Manhattan Mayhem

 

She’d been found in the dilapidated Bronx apartment where she’d lived for the past seventeen months. It was a basement apartment and had only a couple small windows, but she’d made it darker still by drawing the curtains. It was so dim inside that the first cop to arrive had stumbled about, looking for a light switch. He’d finally found one only to discover that she’d unscrewed all the light bulbs, even the ones in the ceiling and the fluorescent ones on either side of the bathroom mirror. Neighbors later told police that they hadn’t seen a single sliver of light coming from her apartment for well over a month. It was as if the terrible capacity for destruction that I’d glimpsed in her so many years before had at last grown strong enough to consume her entirely.

 

A Detective O’Brien had related the grim details over the phone, the deteriorated condition of her body being the most graphic, the fact that the smell had alerted the neighbors. Then he’d asked me to meet him at the police station nearest my home. “Just following standard procedure,” he’d assured me, “Nothing to worry about.”

 

We’d agreed on a time and date, and so now here I was, dealing with Maddox again, just as I’d done so often before.

 

“So, tell me, what was your relationship with this young woman?” Detective O’Brien asked immediately after we’d exchanged greetings and I’d taken a seat in the metal chair beside his desk. His tone was casual enough, but there was an implication of something illicit in the word relationship.

 

“We took her in when she was a little girl,” I told him.

 

“How little?”

 

“She was ten when she came to live with us.”

 

That had been twenty-four years earlier. My family and I had lived in Hell’s Kitchen when there’d still been some hell left in it; sex shops and hot-sheet hotels, burnt-out prostitutes offering themselves on the corner of Forty-Sixth and Eighth. Now it was all theaters and restaurants, chartered buses unloading well-heeled senior citizens from Connecticut and New Jersey. Once it had been a neighborhood, bad though it was. Now it was an attraction.

 

“Us?” Detective O’Brien asked, still with a hint of probing for something unseemly. Had I abused this child? Is that why she’d embraced the darkness?
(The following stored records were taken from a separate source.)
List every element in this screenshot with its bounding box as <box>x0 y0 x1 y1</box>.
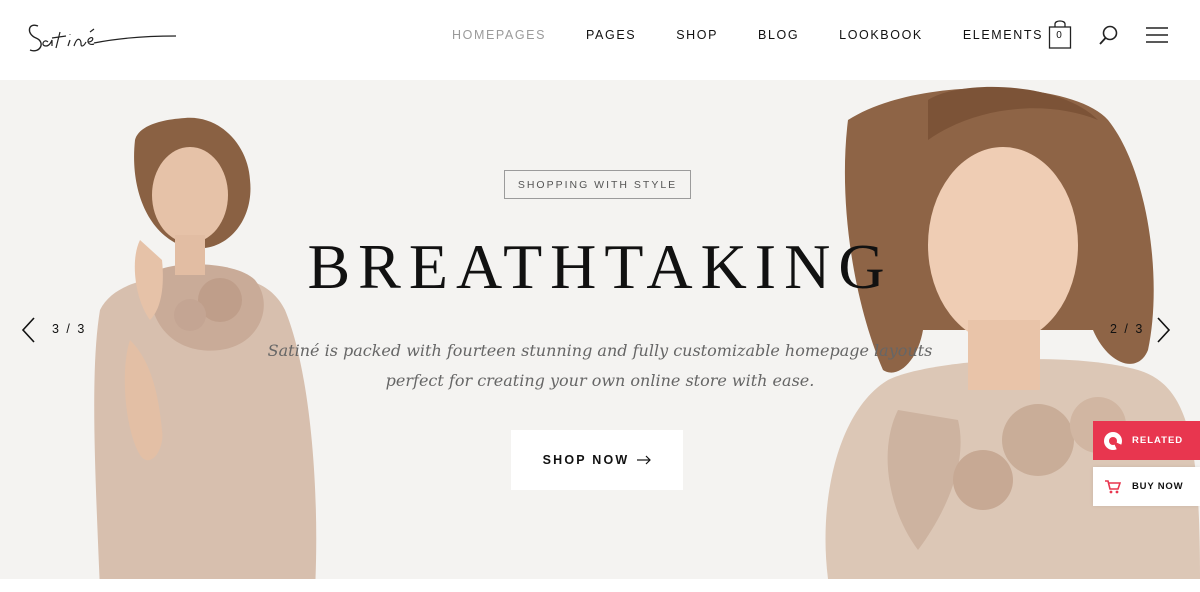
related-icon <box>1104 431 1122 450</box>
nav-lookbook[interactable]: LOOKBOOK <box>839 28 923 42</box>
buy-now-label: BUY NOW <box>1132 481 1184 492</box>
nav-elements[interactable]: ELEMENTS <box>963 28 1043 42</box>
shop-now-label: SHOP NOW <box>542 453 630 467</box>
cart-count: 0 <box>1056 30 1062 41</box>
related-label: RELATED <box>1132 435 1184 446</box>
nav-pages[interactable]: PAGES <box>586 28 636 42</box>
buy-now-button[interactable]: BUY NOW <box>1093 467 1200 506</box>
hero-slider: SHOPPING WITH STYLE BREATHTAKING Satiné … <box>0 80 1200 579</box>
satine-logo[interactable] <box>24 12 184 60</box>
main-nav: HOMEPAGES PAGES SHOP BLOG LOOKBOOK ELEME… <box>432 0 1063 70</box>
slider-counter-prev: 3 / 3 <box>52 322 87 336</box>
hero-description-line1: Satiné is packed with fourteen stunning … <box>267 341 933 360</box>
slider-next-icon[interactable] <box>1152 316 1174 344</box>
nav-homepages[interactable]: HOMEPAGES <box>452 28 546 42</box>
search-icon[interactable] <box>1098 24 1120 46</box>
page-below-hero <box>0 579 1200 592</box>
related-button[interactable]: RELATED <box>1093 421 1200 460</box>
slider-prev-icon[interactable] <box>18 316 40 344</box>
hero-headline: BREATHTAKING <box>307 231 893 302</box>
hero-tagline: SHOPPING WITH STYLE <box>504 170 691 199</box>
site-header: HOMEPAGES PAGES SHOP BLOG LOOKBOOK ELEME… <box>0 0 1200 80</box>
arrow-right-icon <box>637 455 652 465</box>
slider-counter-next: 2 / 3 <box>1110 322 1145 336</box>
cart-button[interactable]: 0 <box>1048 18 1072 50</box>
hero-description: Satiné is packed with fourteen stunning … <box>250 336 950 396</box>
hero-description-line2: perfect for creating your own online sto… <box>385 371 815 390</box>
cart-icon <box>1105 479 1121 493</box>
hamburger-menu-icon[interactable] <box>1145 26 1169 44</box>
shop-now-button[interactable]: SHOP NOW <box>511 430 683 490</box>
nav-shop[interactable]: SHOP <box>676 28 718 42</box>
nav-blog[interactable]: BLOG <box>758 28 799 42</box>
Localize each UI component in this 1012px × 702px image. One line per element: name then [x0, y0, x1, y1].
Luckily, I knew that nothing could be further from the truth.

 

“With my wife and me, and our daughter Lana, who was just a year younger than Maddox,” I told him. “She stayed with us for almost a year. We’d planned for her to stay with us indefinitely. Lana had always wanted a sister. But as it turned out, we just weren’t prepared to keep a girl like that.”

 

“Like what?”

 

I avoided the word that occurred to me: dangerous.

 

“Difficult,” I said. “Very difficult.”

 

And so I’d sent her back to her single mother and her riotous older brother, hardly giving her a thought since. But now this bad penny had returned, spectacularly.

 

“How did she come to live with you in the first place?” O’Brien asked.

 

“Her mother was an old friend of ours,” I answered. “So was her father, but he died when Maddox was two years old. Anyway, her mother had lost her job. We were doing well, my wife and I, so we offered to bring Maddox to New York, pay for the private school our daughter also attended. The hope was to give her a better life.”

 

O’Brien’s expression said everything: But instead …

 

But instead, Maddox had ended up in the morgue.

 

“Did you know she was in New York?” the detective asked.

 

I shook my head. “Her mother remarried and moved to California. After that, we lost touch. The last I heard, Maddox was in the Midwest somewhere. After that, we had no idea where she was or what she was doing. What was she doing, by the way?”

 

“She’d been working as a cashier at a diner on Gun Hill Road,” O’Brien told me.

 

“Maddox was very smart,” I said. “She could have … done anything.”

 

The detective’s eyes told me that he’d heard a story like this one before; a smart kid who’d gotten a great chance but blown it.

 

I couldn’t keep from asking the question. “How did she die? On the phone, you just said her body had been found.”

 

“From the looks of it, malnutrition,” O’Brien answered. “No sign of drugs or any kind of violence.” He asked a few more questions, wanted to know if I’d heard from Maddox over the last few months, whether I knew the whereabouts of any family members, questions he called “routine.” I answered him truthfully, of course, and he appeared to accept my answers.

 

After a few minutes, he got to his feet. “Well, thanks for coming in, Mr. Gordon,” he said. “Like I said when I asked you to come down to the station, it’s just that your name came up during the course of the investigation.”